Cependant la « victoire » de Willermoz à ce convent fut une victoire à la Pyrrhus puisque la réforme de Lyon ne sera pas adoptée en Allemagne. Le mystique Lyonnais se sent alors libre des engagements pris au convent et donne alors aux rituels rectifiés une marque plus explicite. Il procède à ce que l’on nomme « la dernière révision » dans les années 1786-1788, révision au cours de laquelle il injecte, clairement cette fois, des notions martinésistes dans les rituels : feu, terre et eau lors de la réception au 1er grade, les métaux au 2e grade, autant d’éléments issus de la physique martinésiste, le tout appuyé sur un appel explicite à l’intervention directe de la divinité lors des prières (« Bénis et dirige-toi-même les travaux de l’Ordre »). Ce n’est pas de la théurgie au sens strict mais une sorte de para théurgie.

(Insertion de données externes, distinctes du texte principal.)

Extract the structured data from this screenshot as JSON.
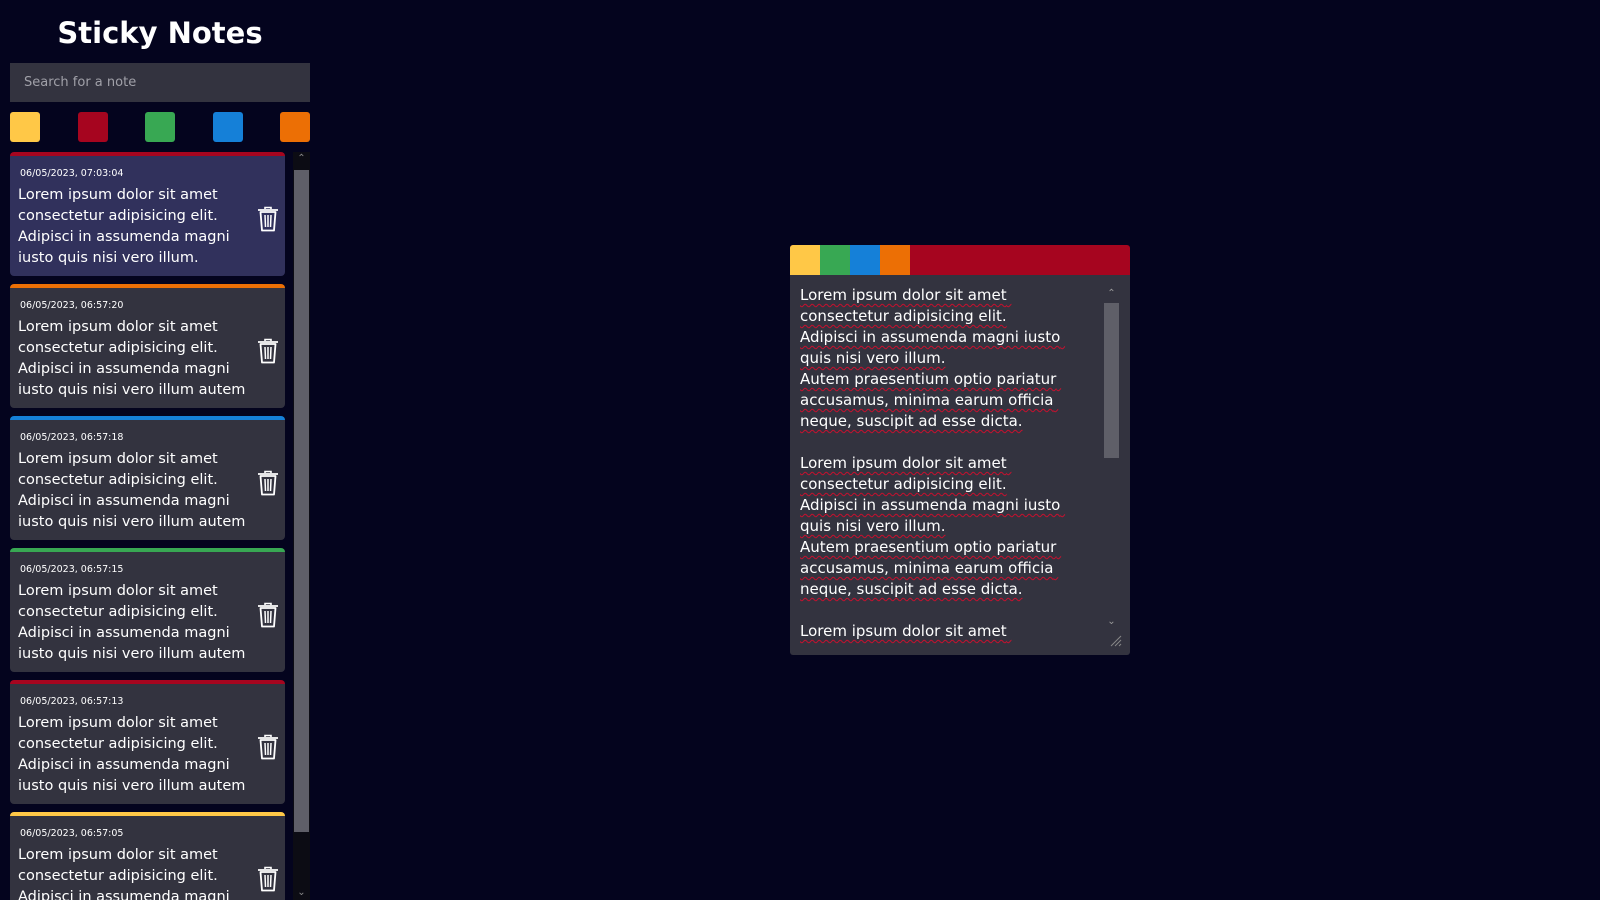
{
  "app": {
    "title": "Sticky Notes"
  },
  "search": {
    "placeholder": "Search for a note"
  },
  "colors": {
    "yellow": "#ffc847",
    "red": "#a6051f",
    "green": "#38a853",
    "blue": "#1580d8",
    "orange": "#ec6f05"
  },
  "palette": [
    "yellow",
    "red",
    "green",
    "blue",
    "orange"
  ],
  "notes": [
    {
      "date": "06/05/2023, 07:03:04",
      "color": "red",
      "active": true,
      "text": "Lorem ipsum dolor sit amet consectetur adipisicing elit. Adipisci in assumenda magni iusto quis nisi vero illum. Autem"
    },
    {
      "date": "06/05/2023, 06:57:20",
      "color": "orange",
      "active": false,
      "text": "Lorem ipsum dolor sit amet consectetur adipisicing elit. Adipisci in assumenda magni iusto quis nisi vero illum autem"
    },
    {
      "date": "06/05/2023, 06:57:18",
      "color": "blue",
      "active": false,
      "text": "Lorem ipsum dolor sit amet consectetur adipisicing elit. Adipisci in assumenda magni iusto quis nisi vero illum autem"
    },
    {
      "date": "06/05/2023, 06:57:15",
      "color": "green",
      "active": false,
      "text": "Lorem ipsum dolor sit amet consectetur adipisicing elit. Adipisci in assumenda magni iusto quis nisi vero illum autem"
    },
    {
      "date": "06/05/2023, 06:57:13",
      "color": "red",
      "active": false,
      "text": "Lorem ipsum dolor sit amet consectetur adipisicing elit. Adipisci in assumenda magni iusto quis nisi vero illum autem"
    },
    {
      "date": "06/05/2023, 06:57:05",
      "color": "yellow",
      "active": false,
      "text": "Lorem ipsum dolor sit amet consectetur adipisicing elit. Adipisci in assumenda magni iusto quis nisi vero illum autem"
    }
  ],
  "editor": {
    "bar_color": "red",
    "palette": [
      "yellow",
      "green",
      "blue",
      "orange"
    ],
    "text": "Lorem ipsum dolor sit amet consectetur adipisicing elit.\nAdipisci in assumenda magni iusto quis nisi vero illum.\nAutem praesentium optio pariatur accusamus, minima earum officia neque, suscipit ad esse dicta.\n\nLorem ipsum dolor sit amet consectetur adipisicing elit.\nAdipisci in assumenda magni iusto quis nisi vero illum.\nAutem praesentium optio pariatur accusamus, minima earum officia neque, suscipit ad esse dicta.\n\nLorem ipsum dolor sit amet consectetur adipisicing elit."
  },
  "icons": {
    "note_delete": "trash-icon",
    "scroll_up": "chevron-up-icon",
    "scroll_down": "chevron-down-icon",
    "resize": "resize-grip-icon"
  }
}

Aujourd’hui une pratique cohérente et signifiante de cette Maçonnerie complexe doit tenir compte de ces enseignements martinésistes. Et comme ces enseignements sont répartis dans les 4 grades symboliques du rite rectifié, il est recommandé de travailler au grade de Maître Ecossais de Saint-André si l’on veut avoir une vision globale et complète du Régime, que ce soit en matière d’arithmosophie, de cosmologie ou d’anthropologie, où les correspondances entre l’Homme, Dieu et l’Univers peuvent s’appréhender dans leur totalité pour prendre conscience du drame cosmique dans lequel nous sommes plongés et qui nous devons comprendre et revivre pour en être libéré.